В ходе мятежа Чехословацкого корпуса Советская власть в Уфе стремительно пала: местные власти бежали из города в течение одной июльской ночи. Оставаться в Уфе молодому человеку было опасно — некоторые циркуляры советского наркомата юстиции были подписаны Итиным и стали «известны в городе, а один офицер-меньшевик сделал мне предупреждение». Итин позднее прямо отвечал, что тогда, когда «события мчались», потерял надежду на победу революции, прибавляя: «В то время, конечно, в победе сомневались и коммунисты». Вот его правдивая оценка своего окружения и себя лично:
«Вся интеллигенция, к которой я принадлежал, с людьми вроде [И.М.] Майского (теперь видный коммунист, как известно) организовывала борьбу против большевиков. Я не был коммунистом. Я еще был „сочувствующий“. Ни рыба, ни мясо. Поэтому я ухватился за [американскую] миссию, как за возможность побыть в стороне от событий. Кроме того, не скрою, меня привлекала самая эта экзотика: американцы… переводчик. Каждый интеллигент приходит к коммунизму совсем другим путем, чем рабочий, повинующийся простому классовому зову, отметил т. Ленин. Мне пришлось проделать этот неизбежный путь» [5].
Формируя свои войска, Комуч провёл мобилизацию, и Итина «записали на довольствие» в русско-чешский полк, где он «три месяца был рядовым телеграфистом». По оценке Итина, «полк представлял собой смесь из люмпен-пролетариата и эсеровско-меньшевистской интеллигенции». Командный состав в нём был чешским, чинов и знаков отличий не было, так что, по оценке писателя, полк являлся не столько регулярной частью, сколько «гвардией Комуча». После революции в Германии и переворота А.В. Колчака полк распался, и его начальство «выдало мне удостоверение о прикомандировании к американской миссии Красного креста — не вполне законное». Случай работы переводчиком у американцев показался Итину, знавшему английский, «крайне подходящим». Этот документ позволил убедить американцев, что молодой человек — не дезертир, а от явки по мобилизации в белую Сибирскую армию его избавило постоянное проживание в железнодорожном вагоне и отсутствие прописки.
Работа в 1919 г. в американской Христианской ассоциации молодёжи (ИМКА), занимавшейся невыразительной религиозной пропагандой в Белой армии и организовывавшей культурный досуг военнослужащих, была отличным выходом для начинающего литератора, не горевшего желанием участвовать в бойне Гражданской войны. По своей личной оценке, Итин чувствовал себя на службе в миссии спокойно, ибо она не столько помогала, сколько вредила белым и вызывала негодование черносотенных кругов [6]. С большим достоинством он тогда же отвечал партийным товарищам, правда, значительно убавляя себе возраст, чтобы выглядеть более юным:
«Припоминая свои скитания у белых, я должен сказать, что нисколько не сожалею теперь о них. Мне было тогда 22–23 года. Если бы я остался в Наркомюсте, я, вероятно, спокойно продолжал бы кабинетную работу и „вес“ мой в партии был бы выше, но я никогда не узнал бы так хорошо подлинную жизнь и людей. А из всех знаний и опыта — это самое ценное, т.к. прямым путем ведет к Марксу и Ленину» [7].

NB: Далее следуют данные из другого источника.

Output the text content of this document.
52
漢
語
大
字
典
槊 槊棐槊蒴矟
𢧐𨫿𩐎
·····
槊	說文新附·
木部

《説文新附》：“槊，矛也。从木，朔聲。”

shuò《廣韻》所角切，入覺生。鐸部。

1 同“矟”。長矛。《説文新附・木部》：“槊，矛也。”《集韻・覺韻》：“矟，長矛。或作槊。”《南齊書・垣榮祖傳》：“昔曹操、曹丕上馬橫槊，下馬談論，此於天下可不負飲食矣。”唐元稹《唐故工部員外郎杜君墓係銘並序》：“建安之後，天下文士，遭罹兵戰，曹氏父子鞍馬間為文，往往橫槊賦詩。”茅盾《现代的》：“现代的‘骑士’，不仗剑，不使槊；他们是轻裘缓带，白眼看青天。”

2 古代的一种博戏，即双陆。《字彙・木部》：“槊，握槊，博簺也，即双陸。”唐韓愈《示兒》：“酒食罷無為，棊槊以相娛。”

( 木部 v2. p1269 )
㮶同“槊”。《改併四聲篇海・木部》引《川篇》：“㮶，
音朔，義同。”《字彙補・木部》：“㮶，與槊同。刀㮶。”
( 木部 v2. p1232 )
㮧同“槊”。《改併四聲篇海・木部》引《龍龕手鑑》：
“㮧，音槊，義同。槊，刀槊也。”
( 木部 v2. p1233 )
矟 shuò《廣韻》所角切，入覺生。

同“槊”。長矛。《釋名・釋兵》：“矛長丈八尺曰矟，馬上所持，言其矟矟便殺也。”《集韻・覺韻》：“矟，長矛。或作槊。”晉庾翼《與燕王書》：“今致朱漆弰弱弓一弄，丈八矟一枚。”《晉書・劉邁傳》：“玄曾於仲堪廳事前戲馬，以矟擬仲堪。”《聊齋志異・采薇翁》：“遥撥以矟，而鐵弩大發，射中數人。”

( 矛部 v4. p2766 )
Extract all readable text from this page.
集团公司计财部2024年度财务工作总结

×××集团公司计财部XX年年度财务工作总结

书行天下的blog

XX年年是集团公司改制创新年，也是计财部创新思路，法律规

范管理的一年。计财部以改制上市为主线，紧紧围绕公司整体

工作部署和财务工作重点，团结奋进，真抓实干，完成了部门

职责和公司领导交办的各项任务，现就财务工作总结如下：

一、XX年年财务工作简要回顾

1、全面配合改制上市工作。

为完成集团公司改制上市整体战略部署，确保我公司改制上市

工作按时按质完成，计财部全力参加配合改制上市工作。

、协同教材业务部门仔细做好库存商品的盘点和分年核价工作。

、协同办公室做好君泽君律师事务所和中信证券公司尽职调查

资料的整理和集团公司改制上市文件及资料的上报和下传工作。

«Подписывал смертные приговоры…»
Крах колчаковского режима поставил перед 26-летним Итиным вопрос о выборе, и наш герой его сделал не в пользу эмиграции или подпольного сопротивления. Беспощадная власть большевиков наглядно демонстрировала силу принципов «горе побеждённым» и «кто не с нами, тот против нас». Незавидное положение «спеца» из бывших белогвардейцев Итин постарался как можно скорее обменять на неизмеримо более высокий статус члена правящей большевистской партии. Его служба в коммунистической прессе, реквизиционной комиссии и органах советской юстиции наглядно продемонстрировала рафинированному интеллигенту и щёголю специфику революционного правосудия и новых жизненных начал.

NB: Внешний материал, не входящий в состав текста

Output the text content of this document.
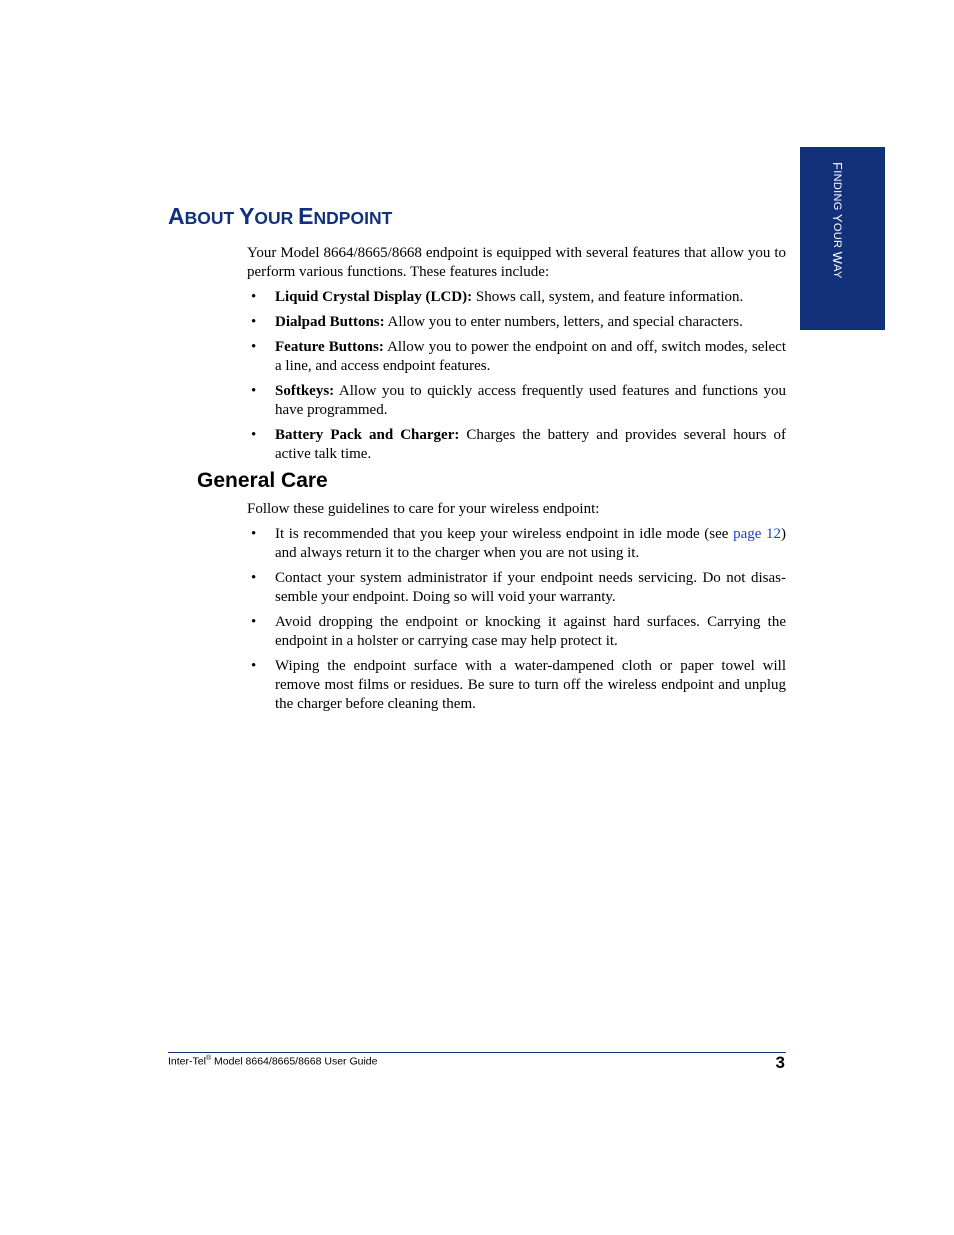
FINDING YOUR WAY
ABOUT YOUR ENDPOINT

Your Model 8664/8665/8668 endpoint is equipped with several features that allow you to perform various functions. These features include:

• Liquid Crystal Display (LCD): Shows call, system, and feature information.
• Dialpad Buttons: Allow you to enter numbers, letters, and special characters.
• Feature Buttons: Allow you to power the endpoint on and off, switch modes, select a line, and access endpoint features.
• Softkeys: Allow you to quickly access frequently used features and functions you have programmed.
• Battery Pack and Charger: Charges the battery and provides several hours of active talk time.
General Care

Follow these guidelines to care for your wireless endpoint:

• It is recommended that you keep your wireless endpoint in idle mode (see page 12) and always return it to the charger when you are not using it.
• Contact your system administrator if your endpoint needs servicing. Do not disas-semble your endpoint. Doing so will void your warranty.
• Avoid dropping the endpoint or knocking it against hard surfaces. Carrying the endpoint in a holster or carrying case may help protect it.
• Wiping the endpoint surface with a water-dampened cloth or paper towel will remove most films or residues. Be sure to turn off the wireless endpoint and unplug the charger before cleaning them.
Inter-Tel® Model 8664/8665/8668 User Guide	3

Как выпускник юридического факультета Итин, в условиях крайнего кадрового голода, довольно быстро получил очень ответственную должность врио заведующего губернским юридическим отделом в Красноярске. Между тем, даже очень своеобразная «революционная законность» находилась в зачаточном состоянии, и кровь в большевизированной губернии лилась повсюду. Очевидец не без содрогания описывал в газете, в которой сотрудничал Итин, происходившее зимой в начале 1920 г. в Красноярске и его окрестностях, когда десятки тысяч военнослужащих 3-й армии белых сдались 5-й армии красных. Пленных в мороз крестьяне не пускали ни ночевать, ни греться:
«Особенно жуткая была картина, когда приходили офицерские обозы. Сейчас же их окружала толпа. Обыватели старались забрать лошадей, упряжь и сани. […] Так было с обозами, которые попадали в руки власти; те же, кто попадал в руки населения, — раздевались чуть не донага. Больные и раненые, по рассказу одного врача, были выброшены из подвод и лошади захватывались» [8].

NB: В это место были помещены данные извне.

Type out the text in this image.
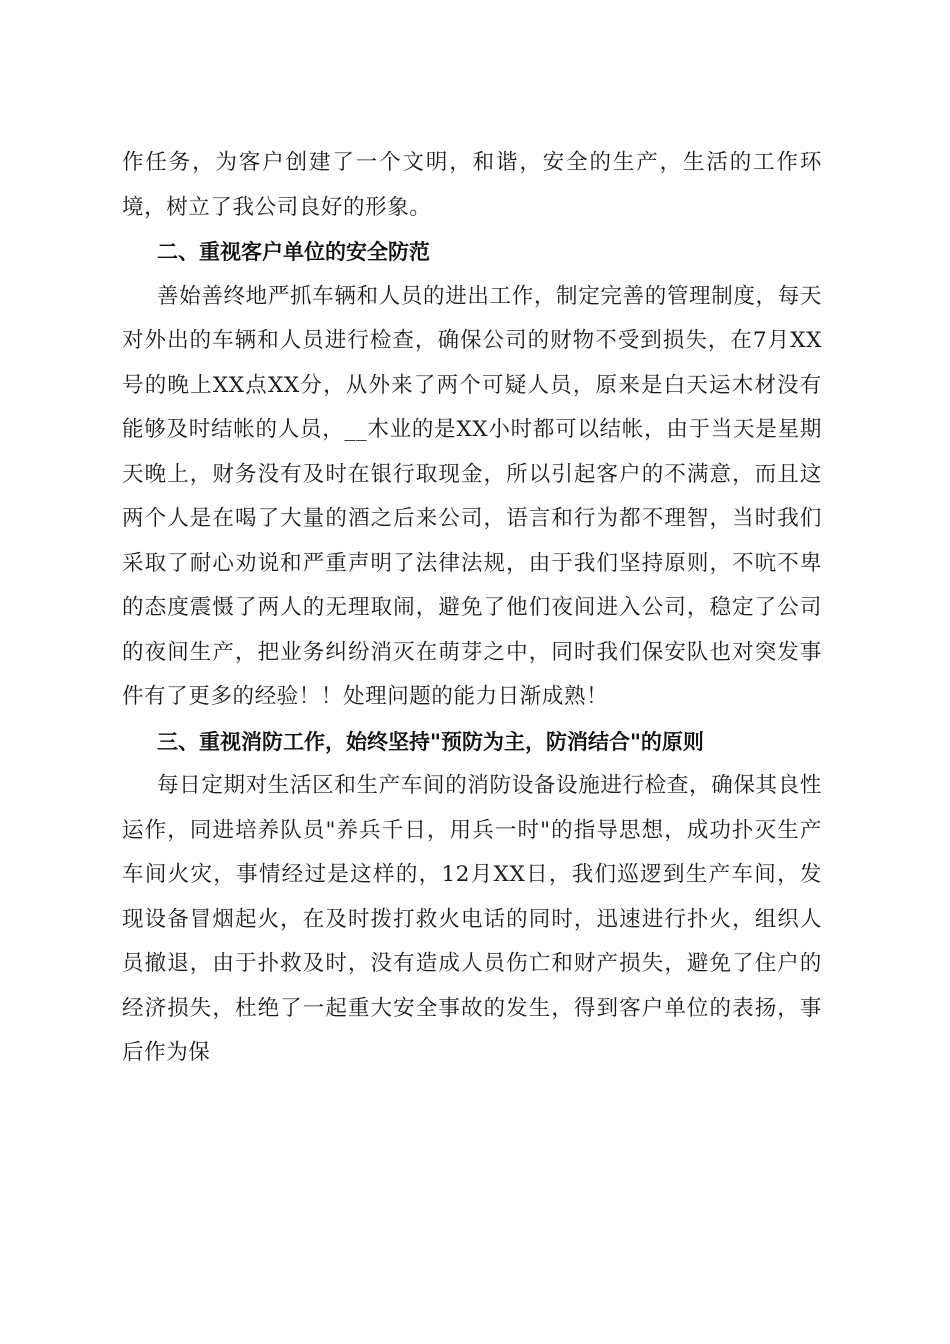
作任务，为客户创建了一个文明，和谐，安全的生产，生活的工作环境，树立了我公司良好的形象。

二、重视客户单位的安全防范

善始善终地严抓车辆和人员的进出工作，制定完善的管理制度，每天对外出的车辆和人员进行检查，确保公司的财物不受到损失，在7月XX号的晚上XX点XX分，从外来了两个可疑人员，原来是白天运木材没有能够及时结帐的人员，__木业的是XX小时都可以结帐，由于当天是星期天晚上，财务没有及时在银行取现金，所以引起客户的不满意，而且这两个人是在喝了大量的酒之后来公司，语言和行为都不理智，当时我们采取了耐心劝说和严重声明了法律法规，由于我们坚持原则，不吭不卑的态度震慑了两人的无理取闹，避免了他们夜间进入公司，稳定了公司的夜间生产，把业务纠纷消灭在萌芽之中，同时我们保安队也对突发事件有了更多的经验！！处理问题的能力日渐成熟！

三、重视消防工作，始终坚持"预防为主，防消结合"的原则

每日定期对生活区和生产车间的消防设备设施进行检查，确保其良性运作，同进培养队员"养兵千日，用兵一时"的指导思想，成功扑灭生产车间火灾，事情经过是这样的，12月XX日，我们巡逻到生产车间，发现设备冒烟起火，在及时拨打救火电话的同时，迅速进行扑火，组织人员撤退，由于扑救及时，没有造成人员伤亡和财产损失，避免了住户的经济损失，杜绝了一起重大安全事故的发生，得到客户单位的表扬，事后作为保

Сотрудники Енисейской губчека весной 1920 г. отмечали, что на местах в милиции и ревкомах устроились разные «тёмные личности», а «в некоторых деревнях каждого новоприезжего встречали словами: „Опять приехал коммунист“» [9]. Поэтому партийность для самого Итина, чьи шансы уцелеть были поначалу сомнительными, оказалась средством, а не целью. Редактируя в 1922 г. для печати свою первую повесть «Страна Гонгури», Итин вложил в уста главного героя такие характерные для своего настроения тех лет строки (в переизданиях они, разумеется, отсутствовали):
«Ты знаешь, я не люблю членов партии. Я знаю, что они необходимы в эпоху борьбы и армий, и что они хорошие боевые товарищи, но я не люблю их» [10].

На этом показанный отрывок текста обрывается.